Has anyone experienced a malicious javascript insertion, from checker11.com? Found a script file in my header that led to what appears to be an attempt to collect user info. The script calls the co-billing and co-payment forms at checkout.

Mukesh Tiwari · ‎12-17-2018

Hi @sdowney2002

Is your site fully patched? You may check at system -> configuration -> Design -> footer -> Miscellaneous HTML for any suspicious script.

Please refer following post https://community.magento.com/t5/Magento-1-x-Technical-Issues/HELP-site-hacked/m-p/19304#M1501 it has links to Magento best practices and other precautions which can help you keep your site secured.

---
Problem Solved Click Accept as Solution!:Magento Community India Forum

sdowney2002 · ‎12-17-2018

Yep, fully patched.
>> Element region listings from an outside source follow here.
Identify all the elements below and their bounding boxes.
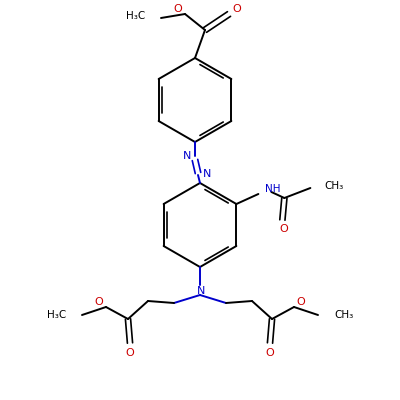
- Text: O: O: [95, 297, 103, 307]
- Text: N: N: [203, 169, 211, 179]
- Text: O: O: [174, 4, 182, 14]
- Text: O: O: [297, 297, 305, 307]
- Text: N: N: [183, 151, 191, 161]
- Text: O: O: [266, 348, 274, 358]
- Text: H₃C: H₃C: [126, 11, 145, 21]
- Text: CH₃: CH₃: [334, 310, 353, 320]
- Text: O: O: [126, 348, 134, 358]
- Text: O: O: [279, 224, 288, 234]
- Text: CH₃: CH₃: [324, 181, 344, 191]
- Text: H₃C: H₃C: [47, 310, 66, 320]
- Text: O: O: [233, 4, 241, 14]
- Text: N: N: [197, 286, 205, 296]
- Text: NH: NH: [265, 184, 281, 194]
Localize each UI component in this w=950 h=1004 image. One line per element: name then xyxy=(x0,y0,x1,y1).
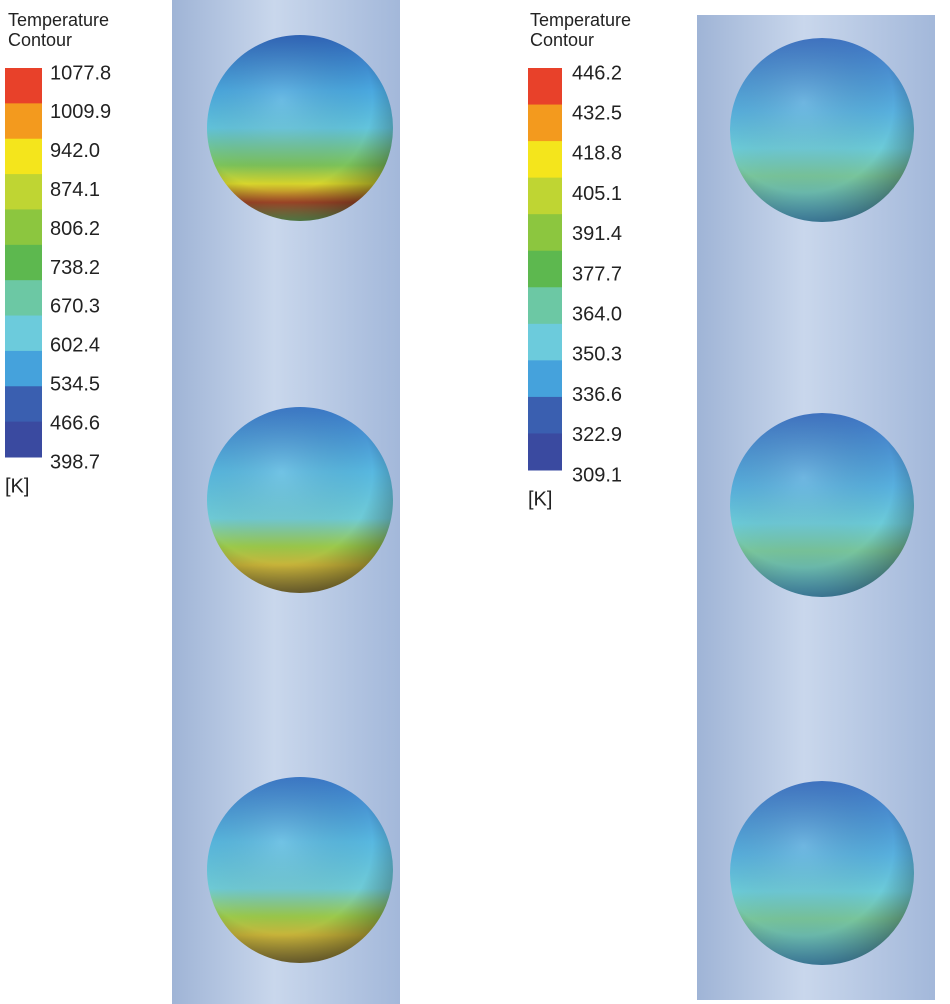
color-band xyxy=(5,68,42,104)
color-band xyxy=(528,250,562,288)
color-band xyxy=(5,174,42,210)
tick-label: 1009.9 xyxy=(50,101,111,123)
tick-label: 309.1 xyxy=(572,464,622,486)
unit-label: [K] xyxy=(5,475,29,497)
tick-label: 398.7 xyxy=(50,451,100,473)
sphere-shade xyxy=(207,35,393,221)
tick-label: 405.1 xyxy=(572,183,622,205)
spheres xyxy=(207,35,914,965)
tick-label: 874.1 xyxy=(50,179,100,201)
color-band xyxy=(5,103,42,140)
color-band xyxy=(528,68,562,106)
tick-label: 364.0 xyxy=(572,303,622,325)
legend-title: Temperature xyxy=(530,10,631,30)
sphere-shade xyxy=(730,413,914,597)
tick-label: 377.7 xyxy=(572,263,622,285)
tick-label: 466.6 xyxy=(50,412,100,434)
color-band xyxy=(5,315,42,352)
sphere-shade xyxy=(207,777,393,963)
color-band xyxy=(528,104,562,142)
color-band xyxy=(528,214,562,252)
tick-label: 738.2 xyxy=(50,257,100,279)
color-band xyxy=(5,138,42,175)
color-band xyxy=(528,287,562,325)
sphere-shade xyxy=(730,781,914,965)
tick-label: 336.6 xyxy=(572,384,622,406)
color-band xyxy=(528,141,562,179)
tick-label: 322.9 xyxy=(572,424,622,446)
tick-label: 446.2 xyxy=(572,62,622,84)
tick-label: 806.2 xyxy=(50,218,100,240)
sphere-shade xyxy=(730,38,914,222)
tick-label: 391.4 xyxy=(572,223,622,245)
tick-label: 602.4 xyxy=(50,335,100,357)
tick-label: 1077.8 xyxy=(50,62,111,84)
tick-label: 432.5 xyxy=(572,102,622,124)
legend-title: Contour xyxy=(530,30,594,50)
color-band xyxy=(5,244,42,281)
color-band xyxy=(5,280,42,317)
tick-label: 942.0 xyxy=(50,140,100,162)
unit-label: [K] xyxy=(528,488,552,510)
tick-label: 670.3 xyxy=(50,296,100,318)
color-band xyxy=(5,350,42,387)
legend-title: Temperature xyxy=(8,10,109,30)
color-band xyxy=(528,323,562,361)
color-band xyxy=(528,177,562,215)
tick-label: 534.5 xyxy=(50,373,100,395)
color-band xyxy=(5,421,42,458)
color-band xyxy=(528,396,562,434)
color-band xyxy=(5,386,42,423)
color-band xyxy=(528,360,562,398)
sphere-shade xyxy=(207,407,393,593)
tick-label: 418.8 xyxy=(572,143,622,165)
legend-title: Contour xyxy=(8,30,72,50)
color-band xyxy=(528,433,562,471)
color-band xyxy=(5,209,42,246)
tick-label: 350.3 xyxy=(572,344,622,366)
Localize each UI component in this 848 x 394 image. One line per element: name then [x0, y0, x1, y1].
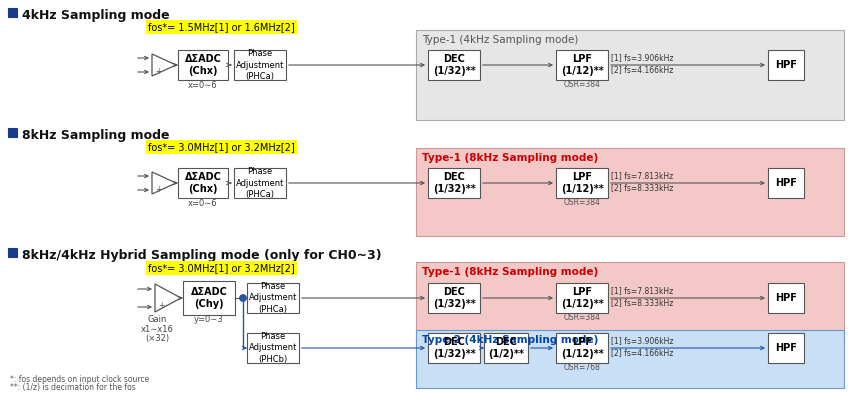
Text: LPF
(1/12)**: LPF (1/12)**	[561, 54, 604, 76]
Text: x=0∼6: x=0∼6	[188, 80, 218, 89]
Text: Phase
Adjustment
(PHCb): Phase Adjustment (PHCb)	[248, 333, 297, 364]
Bar	[247, 333, 299, 363]
Text: [1] fs=7.813kHz: [1] fs=7.813kHz	[611, 286, 673, 296]
Text: DEC
(1/32)**: DEC (1/32)**	[432, 287, 476, 309]
Bar	[416, 30, 844, 120]
Text: fos*= 3.0MHz[1] or 3.2MHz[2]: fos*= 3.0MHz[1] or 3.2MHz[2]	[148, 142, 295, 152]
Bar	[428, 168, 480, 198]
Text: 8kHz/4kHz Hybrid Sampling mode (only for CH0∼3): 8kHz/4kHz Hybrid Sampling mode (only for…	[22, 249, 382, 262]
Bar	[428, 50, 480, 80]
Bar	[234, 50, 286, 80]
Text: HPF: HPF	[775, 343, 797, 353]
Text: Type-2 (4kHz Sampling mode): Type-2 (4kHz Sampling mode)	[422, 335, 599, 345]
Bar	[768, 168, 804, 198]
Bar	[234, 168, 286, 198]
Circle shape	[240, 295, 246, 301]
Text: OSR=768: OSR=768	[564, 362, 600, 372]
Text: [1] fs=7.813kHz: [1] fs=7.813kHz	[611, 171, 673, 180]
Text: [1] fs=3.906kHz: [1] fs=3.906kHz	[611, 336, 673, 346]
Bar	[183, 281, 235, 315]
Text: ΔΣADC
(Chx): ΔΣADC (Chx)	[185, 54, 221, 76]
Bar	[247, 283, 299, 313]
Bar	[416, 148, 844, 236]
Text: LPF
(1/12)**: LPF (1/12)**	[561, 172, 604, 194]
Bar	[484, 333, 528, 363]
Text: DEC
(1/32)**: DEC (1/32)**	[432, 337, 476, 359]
Text: fos*= 1.5MHz[1] or 1.6MHz[2]: fos*= 1.5MHz[1] or 1.6MHz[2]	[148, 22, 295, 32]
Bar	[428, 333, 480, 363]
Bar	[8, 248, 17, 257]
Text: Type-1 (4kHz Sampling mode): Type-1 (4kHz Sampling mode)	[422, 35, 578, 45]
Text: fos*= 3.0MHz[1] or 3.2MHz[2]: fos*= 3.0MHz[1] or 3.2MHz[2]	[148, 263, 295, 273]
Bar	[768, 50, 804, 80]
Text: [2] fs=4.166kHz: [2] fs=4.166kHz	[611, 349, 673, 357]
Text: Phase
Adjustment
(PHCa): Phase Adjustment (PHCa)	[236, 49, 284, 81]
Text: HPF: HPF	[775, 178, 797, 188]
Bar	[178, 50, 228, 80]
Text: HPF: HPF	[775, 293, 797, 303]
Text: [2] fs=4.166kHz: [2] fs=4.166kHz	[611, 65, 673, 74]
Bar	[768, 283, 804, 313]
Text: LPF
(1/12)**: LPF (1/12)**	[561, 287, 604, 309]
Bar	[428, 283, 480, 313]
Text: DEC
(1/2)**: DEC (1/2)**	[488, 337, 524, 359]
Text: OSR=384: OSR=384	[564, 80, 600, 89]
Text: 8kHz Sampling mode: 8kHz Sampling mode	[22, 129, 170, 142]
Text: HPF: HPF	[775, 60, 797, 70]
Bar	[556, 333, 608, 363]
Text: +: +	[155, 67, 161, 76]
Text: x1∼x16: x1∼x16	[141, 325, 174, 333]
Bar	[8, 8, 17, 17]
Text: OSR=384: OSR=384	[564, 197, 600, 206]
Text: y=0∼3: y=0∼3	[194, 316, 224, 325]
Text: ΔΣADC
(Chy): ΔΣADC (Chy)	[191, 287, 227, 309]
Text: [2] fs=8.333kHz: [2] fs=8.333kHz	[611, 299, 673, 307]
Text: +: +	[155, 184, 161, 193]
Bar	[416, 330, 844, 388]
Text: [2] fs=8.333kHz: [2] fs=8.333kHz	[611, 184, 673, 193]
Text: x=0∼6: x=0∼6	[188, 199, 218, 208]
Text: Type-1 (8kHz Sampling mode): Type-1 (8kHz Sampling mode)	[422, 153, 598, 163]
Text: Type-1 (8kHz Sampling mode): Type-1 (8kHz Sampling mode)	[422, 267, 598, 277]
Text: Gain: Gain	[148, 316, 167, 325]
Text: DEC
(1/32)**: DEC (1/32)**	[432, 54, 476, 76]
Text: +: +	[158, 301, 165, 310]
Text: DEC
(1/32)**: DEC (1/32)**	[432, 172, 476, 194]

And behind a firewall. And the admin login was obfuscated and IP restricted.

And "System -> Configuration -> Design -> Header -> Miscellaneous HTML" was exactly where the script was placed.

Mukesh Tiwari · ‎12-18-2018

Hi @sdowney2002

It is better to restrict the admin url access by IP address (If you have static IP) or use two factor authentication.

---
Problem Solved Click Accept as Solution!:Magento Community India Forum

FuelPumps · ‎11-23-2019

I've found a similar code in php placed in the mage.php file. I think this happened shortly after I hired a "reputable" company to do some work for me on Magento. I'm not sure if its related or them or not, but it seems the file was accessed via ftp.